Semantic search

What it is

mxr supports three search modes:

lexical
hybrid
semantic

Semantic search is an mxr-platform feature layered on top of the core mail runtime. The default config enables semantic work opportunistically, but lexical remains the default search mode and the immediate correctness path.

mail still works without it
embeddings stay local
hybrid keeps lexical BM25 and adds dense recall with RRF
OCR is not used for semantic indexing
dense retrieval falls back to lexical ranking when unavailable or unhealthy

What gets indexed semantically

mxr prepares semantic chunks from:

subject/participants/snippet
cleaned message body text
plain text attachments
HTML attachments normalized to text
Office docs
spreadsheets
PDFs with extractable text

mxr does not use OCR for:

image attachments
scanned/image-only PDFs

If PDF text extraction fails, that PDF is skipped for semantic text extraction.

Default config

[search]
default_mode = "lexical"

[search.semantic]
enabled = true
auto_download_models = true
active_profile = "bge-small-en-v1.5"

Use hybrid or semantic mode explicitly when you want dense recall:

mxr search "house of cards" --mode hybrid
mxr search "house of cards" --mode semantic

Check runtime readiness with:

mxr semantic status

First profile activation expectations

On first profile activation, mxr may:

install/download the selected local model
backfill missing semantic chunks
generate embeddings from stored chunks
rebuild the dense ANN index

This can take longer than a normal search. After that, sync keeps semantic chunk prep warm for changed messages. If model/profile work fails, lexical search still works.

When semantic search is ready

Lexical search freshness and semantic readiness are different things:

sync writes mail to SQLite immediately
lexical search is fresh after the sync batch commit
semantic chunks are also persisted after sync
semantic search becomes ready when the active profile has embeddings + ANN state
hybrid/semantic search falls back to lexical ranking when dense retrieval is unavailable

Use:

mxr semantic status
mxr doctor --semantic-status

to see whether the active profile is actually ready.

What explicit `enabled = false` means

enabled = false does not mean semantic-ready data is absent.

Current behavior:

sync still prepares semantic chunks for changed messages
embeddings are not generated
dense retrieval is off
lexical search still works normally

That makes later enablement cheaper.

Turn semantic back on later

Typical flow:

explicitly run with enabled = false for normal sync/read/search
later enable or mxr semantic profile use ...
mxr reuses stored chunks, backfills only missing ones, then builds embeddings

Use mxr semantic reindex only when chunk extraction behavior changed or you want a full correctness rebuild.

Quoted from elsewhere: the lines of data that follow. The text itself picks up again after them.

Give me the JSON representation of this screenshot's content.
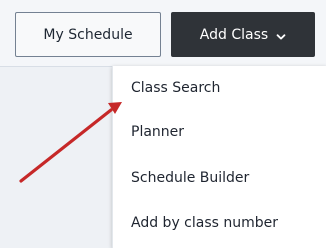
{
  "toolbar": {
    "my_schedule_label": "My Schedule",
    "add_class_label": "Add Class",
    "add_class_icon": "chevron-down-icon"
  },
  "dropdown": {
    "items": [
      {
        "label": "Class Search"
      },
      {
        "label": "Planner"
      },
      {
        "label": "Schedule Builder"
      },
      {
        "label": "Add by class number"
      }
    ]
  },
  "annotation": {
    "arrow_color": "#c62828"
  },
  "colors": {
    "button_dark": "#2f3338",
    "button_light_border": "#748192",
    "page_background": "#eef1f5"
  }
}
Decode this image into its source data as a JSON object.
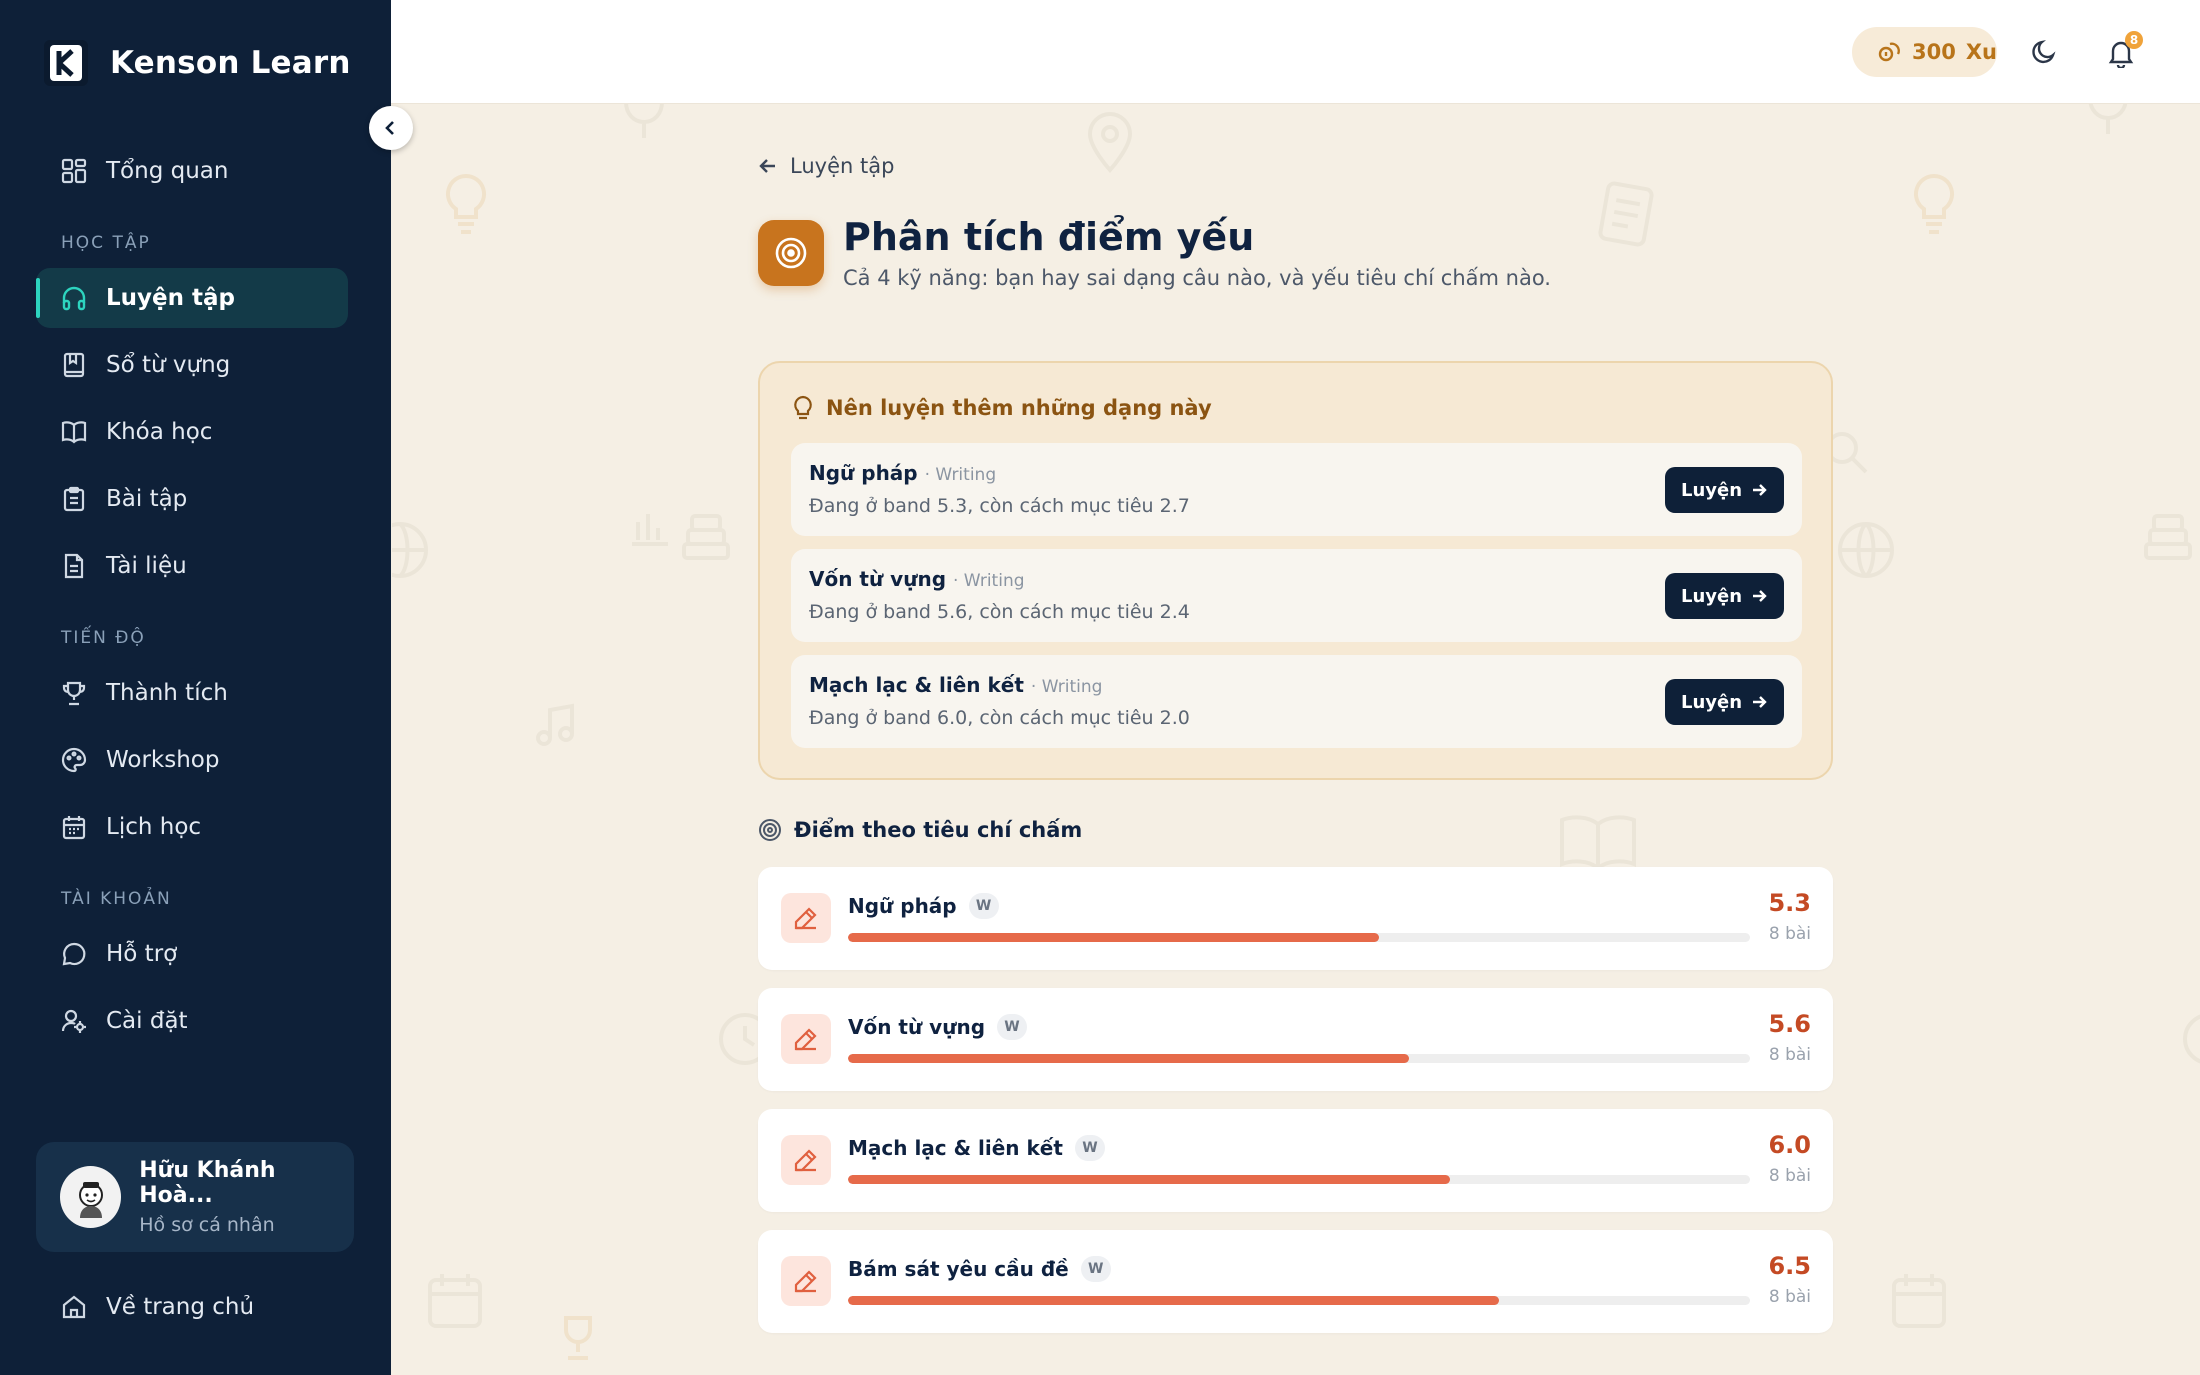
{
  "app": {
    "name": "Kenson Learn"
  },
  "sidebar": {
    "overview": {
      "label": "Tổng quan"
    },
    "sections": {
      "learning": "HỌC TẬP",
      "progress": "TIẾN ĐỘ",
      "account": "TÀI KHOẢN"
    },
    "learning_items": [
      {
        "label": "Luyện tập",
        "icon": "headphones-icon",
        "active": true
      },
      {
        "label": "Sổ từ vựng",
        "icon": "bookmark-book-icon"
      },
      {
        "label": "Khóa học",
        "icon": "open-book-icon"
      },
      {
        "label": "Bài tập",
        "icon": "clipboard-icon"
      },
      {
        "label": "Tài liệu",
        "icon": "document-icon"
      }
    ],
    "progress_items": [
      {
        "label": "Thành tích",
        "icon": "trophy-icon"
      },
      {
        "label": "Workshop",
        "icon": "palette-icon"
      },
      {
        "label": "Lịch học",
        "icon": "calendar-icon"
      }
    ],
    "account_items": [
      {
        "label": "Hỗ trợ",
        "icon": "chat-bubble-icon"
      },
      {
        "label": "Cài đặt",
        "icon": "user-settings-icon"
      }
    ],
    "user": {
      "name": "Hữu Khánh Hoà...",
      "subtitle": "Hồ sơ cá nhân"
    },
    "home_link": {
      "label": "Về trang chủ"
    }
  },
  "topbar": {
    "xu_amount": "300",
    "xu_unit": "Xu",
    "notification_count": "8"
  },
  "main": {
    "back_label": "Luyện tập",
    "title": "Phân tích điểm yếu",
    "subtitle": "Cả 4 kỹ năng: bạn hay sai dạng câu nào, và yếu tiêu chí chấm nào.",
    "recommend": {
      "heading": "Nên luyện thêm những dạng này",
      "button_label": "Luyện",
      "items": [
        {
          "name": "Ngữ pháp",
          "skill": "· Writing",
          "desc": "Đang ở band 5.3, còn cách mục tiêu 2.7"
        },
        {
          "name": "Vốn từ vựng",
          "skill": "· Writing",
          "desc": "Đang ở band 5.6, còn cách mục tiêu 2.4"
        },
        {
          "name": "Mạch lạc & liên kết",
          "skill": "· Writing",
          "desc": "Đang ở band 6.0, còn cách mục tiêu 2.0"
        }
      ]
    },
    "criteria": {
      "heading": "Điểm theo tiêu chí chấm",
      "items": [
        {
          "name": "Ngữ pháp",
          "tag": "W",
          "score": "5.3",
          "count": "8 bài",
          "fraction": 0.589
        },
        {
          "name": "Vốn từ vựng",
          "tag": "W",
          "score": "5.6",
          "count": "8 bài",
          "fraction": 0.622
        },
        {
          "name": "Mạch lạc & liên kết",
          "tag": "W",
          "score": "6.0",
          "count": "8 bài",
          "fraction": 0.667
        },
        {
          "name": "Bám sát yêu cầu đề",
          "tag": "W",
          "score": "6.5",
          "count": "8 bài",
          "fraction": 0.722
        }
      ]
    }
  },
  "colors": {
    "sidebar_bg": "#0e2038",
    "accent_teal": "#2dd4bf",
    "brand_orange": "#c8741e",
    "score_red": "#c44a24",
    "bar_fill": "#e66a4a",
    "page_bg": "#f5efe4"
  }
}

Status, profiles, and reindex

Inspect current status:

mxr semantic status
mxr doctor --semantic-status

Install a profile without switching:

mxr semantic profile install multilingual-e5-small

Switch profiles:

mxr semantic profile use multilingual-e5-small

Full rebuild:

mxr semantic reindex
mxr doctor --reindex-semantic

Use reindex when chunk extraction behavior changed or when you want a full correctness rebuild.

Query examples

mxr search "house of cards" --mode hybrid
mxr search "body:house of cards" --mode hybrid --explain
mxr search "subject:house of cards" --mode hybrid --explain
mxr search "filename:house of cards" --mode hybrid --explain

Current dense source intent:

unfielded text: all chunk kinds
subject:: header chunks
body:: body chunks
filename:: attachment-origin chunks

Lexical search still handles literal field matching. Dense retrieval broadens recall inside the intended source area.

Fallback behavior

mxr falls back to lexical behavior when:

semantic support is unavailable in the binary
semantic is disabled
dense retrieval errors
the query has no semantic text terms
the query negates semantic text terms
dense retrieval returns no candidates

Use --explain to see the requested mode, executed mode, dense/lexical candidate counts, and fallback notes.